Our theatre International Culture Lab will become an active explorer in the tribe experiment Scott has initiated. So my questioning the exclusiveness he has begun demanding is not meant as a pooh-pooh of the project but only an exploration of how this functions toward organizing and defining a common ground among various theatre people. I will need convincing that theatre seeking its place in the “History of Great Ideas” is an unworthy ambition. And although “history and stature” is different, they look very similar to that Nylachi “fame and fortune” in our modern culture that Scott has established as the antithesis to the tribe ethic.

The exemplar of the ensemble or theatre tribe when I came into theatre in Chicago in early ‘80’s was Steppenwolf. But a few years after their Balm in Gilead went to New York, all the actors of that early ensemble had essentially left theatre for film and television.

The tribe ethic works best when fame and fortune is only an abstraction. The tribe actor is not any bigger or better than any other actor in the ensemble. But this type of actor or ensemble is given no status by Celebrity Culture. So once the “world’s mine oyster” was presented to the Steppenwolf ensemble, each as individuals followed the new challenges and opportunities that the dominant culture offered them.

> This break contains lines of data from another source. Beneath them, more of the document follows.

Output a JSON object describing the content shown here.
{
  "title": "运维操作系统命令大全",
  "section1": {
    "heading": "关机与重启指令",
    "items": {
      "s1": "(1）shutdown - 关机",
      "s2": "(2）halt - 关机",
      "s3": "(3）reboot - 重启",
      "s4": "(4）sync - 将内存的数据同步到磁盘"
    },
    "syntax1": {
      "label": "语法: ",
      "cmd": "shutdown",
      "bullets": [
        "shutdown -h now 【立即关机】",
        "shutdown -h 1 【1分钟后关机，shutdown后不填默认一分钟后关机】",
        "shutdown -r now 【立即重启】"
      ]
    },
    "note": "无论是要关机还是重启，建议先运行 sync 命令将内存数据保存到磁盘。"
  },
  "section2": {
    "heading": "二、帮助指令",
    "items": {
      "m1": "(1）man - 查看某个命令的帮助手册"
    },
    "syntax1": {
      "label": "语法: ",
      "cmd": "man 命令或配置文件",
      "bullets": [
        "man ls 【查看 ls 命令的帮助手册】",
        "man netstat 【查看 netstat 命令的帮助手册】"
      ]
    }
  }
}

They didn’t “sell out” as much as become the other side of who they always were. Half tribe, half Nylachi.trump newsweek

Could be that when Steppenwolf began, they all believed they were tribe, maybe even fervently argued for an exclusive commitment as Scott is now. Ironically, the power of such belief could be what made it possible for them to achieve the “product” that Nylachi could co-opt.

All that said, I think the either/or defining of ambition is an important baseline choice all theatre artists continually confront. So the tribe ethic makes an apt delineator. And I really do enjoy hearing Scott in the comment section of Theatre Ideas as well as other blogs saying “you just disqualified yourself from my theatre.” Nylachi apprentices with their applications in hand are meeting the Donald Trump of the parallel universe, finger pointed to the door leading back to Celebrity Culture. “You’re fired!”